Biogeography and ecology.— Totalling 60 species, Plesioneuron reaches its greatest diversity in the mountains of Papua New Guinea. A few species extend north and west in Malesia, and ca. 12 spp. ( Holttum 1977b) occur in the Solomon Islands, Ponape, and northern Queensland to Melanesia ( Fiji) and Polynesia from Samoa, the Society Islands, and the Marquesas Islands. The genus appears to be absent from mainland Asia (including India, China, Thailand, and Vietnam), as well as from peninsular Malaysia, and western Malesia (Sumatra, Java), and has only a single widespread species in the Philippines ( P. savaiense ). Species are epipetric or terrestrial and occur at low to middle elevations, but occasionally reach ~ 3000 m ( Holttum 1982). They are found in forests, often along streams, and many species occur on limestone.

Taxonomic and phylogenetic studies.—Originally described as a subgenus of Mesophlebion ( Holttum 1971) , Plesioneuron was later elevated to generic status by Holttum (1975), who noted that it seemed to be most closely related to Chingia , an idea supported by morphological data and, now, molecular data.As treated by Holttum (1982), Plesioneuron comprised 49 species. We transfer one unusual species with bipinnate fronds, Plesioneuron marattioides , to Chingia based on morphology and molecular data (Fawcett et al. in press) and expand the genus to 60 by transferring thirteen species treated in Pneumatopteris by Holttum (1977b, 1982), and one by Takeuchi (2007), to Plesioneuron (listed below). These are almost entirely free-veined species,keyed by Holttum(1982:418) in the second half of his key to Pneumatopteris , couplet 1, and also in the second half of his key to Pneumatopteris ( Holttum 1973a) . A study of the pteridophyte flora of the east Indonesian islands of Ambon and Seram in the mid-1980’s yielded two additional species and a variety to the genus ( Kato 2007).

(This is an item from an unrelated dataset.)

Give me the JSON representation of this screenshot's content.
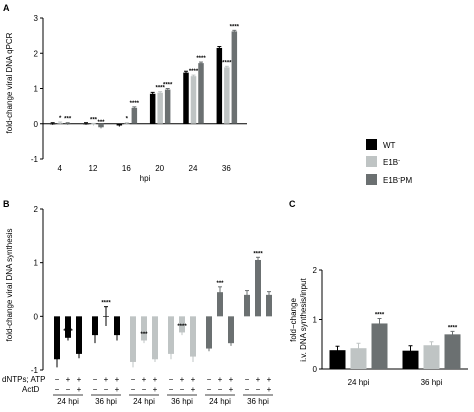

The eighteen samples, representing 15 of the 60 species of Plesioneuron (Fawcett et al. in press) are well-supported as monophyletic, and weakly supported as sister to Chingia . Together, these two genera form a clade with Menisciopsis , Grypothrix , and Mesopteris s.l. While each of these genera is well-supported as monophyletic, backbone support among these genera is weak.

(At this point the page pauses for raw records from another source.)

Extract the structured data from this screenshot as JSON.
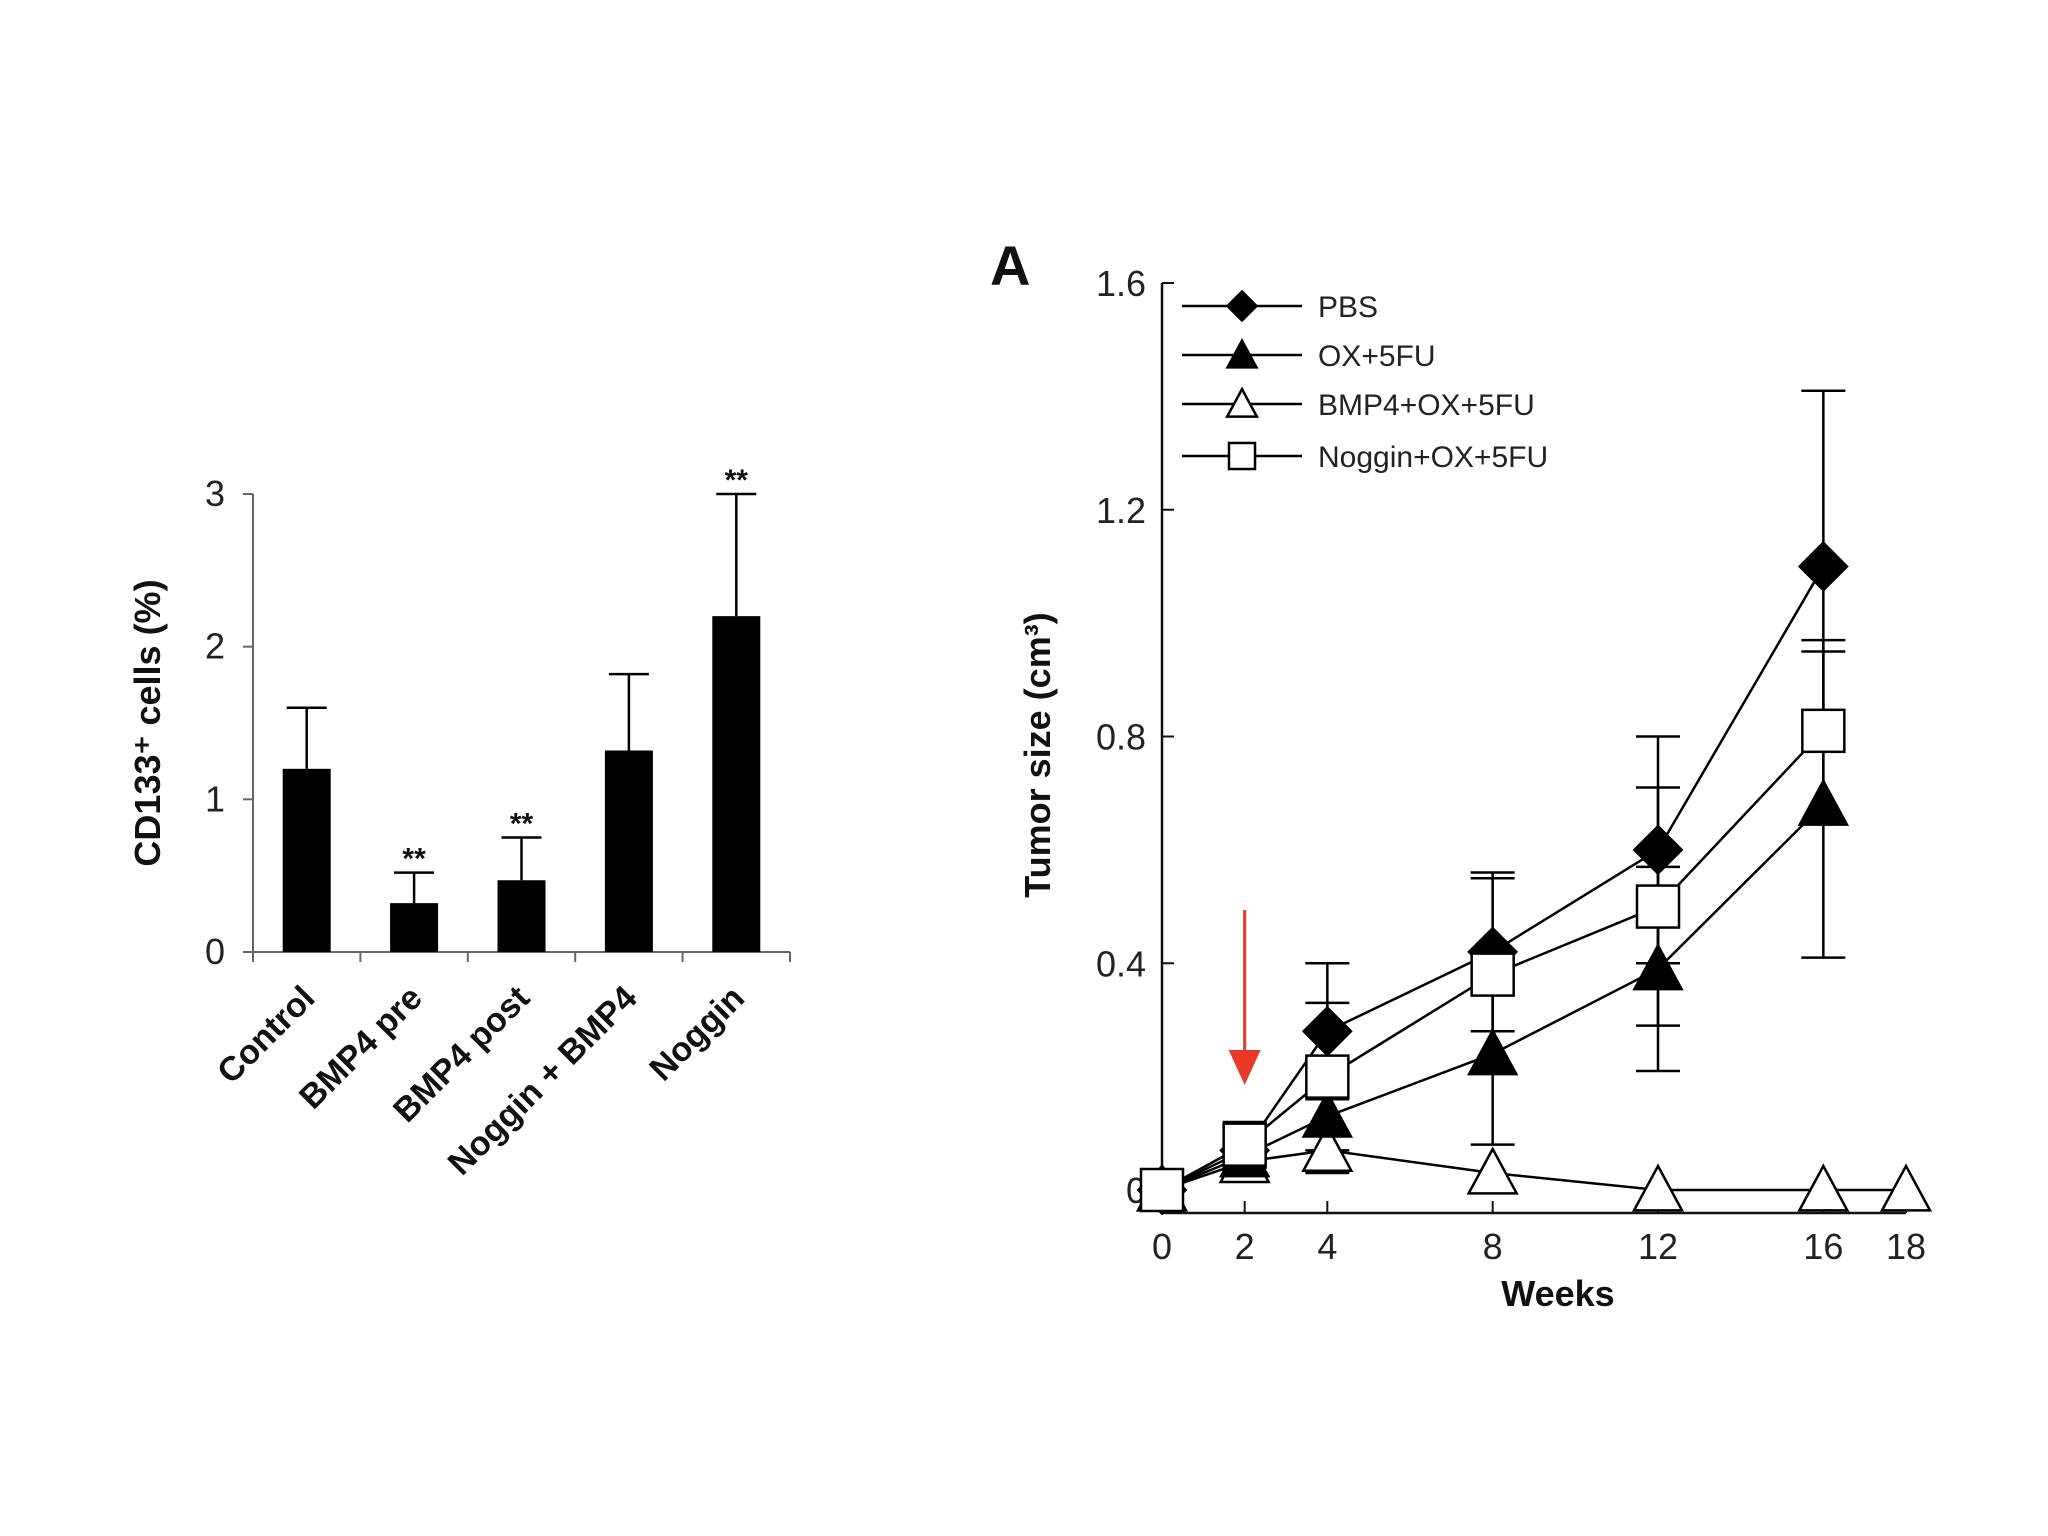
{
  "chart_data": [
    {
      "type": "bar",
      "ylabel": "CD133⁺ cells (%)",
      "ylim": [
        0,
        3
      ],
      "yticks": [
        "0",
        "1",
        "2",
        "3"
      ],
      "categories": [
        "Control",
        "BMP4 pre",
        "BMP4 post",
        "Noggin + BMP4",
        "Noggin"
      ],
      "values": [
        1.2,
        0.32,
        0.47,
        1.32,
        2.2
      ],
      "errors": [
        0.4,
        0.2,
        0.28,
        0.5,
        0.8
      ],
      "annotations": [
        "",
        "**",
        "**",
        "",
        "**"
      ],
      "bar_color": "#000000"
    },
    {
      "type": "line",
      "panel_label": "A",
      "xlabel": "Weeks",
      "ylabel": "Tumor size (cm³)",
      "xlim": [
        0,
        18
      ],
      "ylim": [
        0,
        1.6
      ],
      "xticks": [
        "0",
        "2",
        "4",
        "8",
        "12",
        "16",
        "18"
      ],
      "yticks": [
        "0",
        "0.4",
        "0.8",
        "1.2",
        "1.6"
      ],
      "arrow_at_week": 2,
      "arrow_color": "#e8392a",
      "series": [
        {
          "name": "PBS",
          "marker": "diamond-filled",
          "x": [
            0,
            2,
            4,
            8,
            12,
            16
          ],
          "y": [
            0,
            0.07,
            0.28,
            0.42,
            0.6,
            1.1
          ],
          "err": [
            0,
            0.03,
            0.12,
            0.14,
            0.2,
            0.31
          ]
        },
        {
          "name": "OX+5FU",
          "marker": "triangle-filled",
          "x": [
            0,
            2,
            4,
            8,
            12,
            16
          ],
          "y": [
            0,
            0.06,
            0.13,
            0.24,
            0.39,
            0.68
          ],
          "err": [
            0,
            0.02,
            0.1,
            0.16,
            0.18,
            0.27
          ]
        },
        {
          "name": "BMP4+OX+5FU",
          "marker": "triangle-open",
          "x": [
            0,
            2,
            4,
            8,
            12,
            16,
            18
          ],
          "y": [
            0,
            0.05,
            0.07,
            0.03,
            0,
            0,
            0
          ],
          "err": [
            0,
            0,
            0,
            0,
            0,
            0,
            0
          ]
        },
        {
          "name": "Noggin+OX+5FU",
          "marker": "square-open",
          "x": [
            0,
            2,
            4,
            8,
            12,
            16
          ],
          "y": [
            0,
            0.08,
            0.2,
            0.38,
            0.5,
            0.81
          ],
          "err": [
            0,
            0.04,
            0.13,
            0.17,
            0.21,
            0.16
          ]
        }
      ]
    }
  ]
}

Notes.— Plesioneuron is one of the least-studied genera of Thelypteridaceae , with many species known only from the type or a few collections. New Guinea, the center of diversity for the genus, remains poorly collected. A diverse and unusual group of diminutive epilithic calciphiles occurs at higher elevation karst terrains in Papua New Guinea and were treated within Pneumatopteris by Holttum (1982) (see incertae sedis under Pneumatopteris for further discussion, and an enumeration of these taxa), but may be most closely allied with Plesioneuron . We refrain from assigning these species to a genus, due to lack of material for both morphological and molecular study. Although several of these taxa share the asymmetrical pinna-bases, pinnatisect laminae, and free veins, some differ from typical Plesioneuron by proximal pinnae gradually reduced, and pinnae shallowly lobed, with a few anastomosing pairs of veins (vs. all veins free).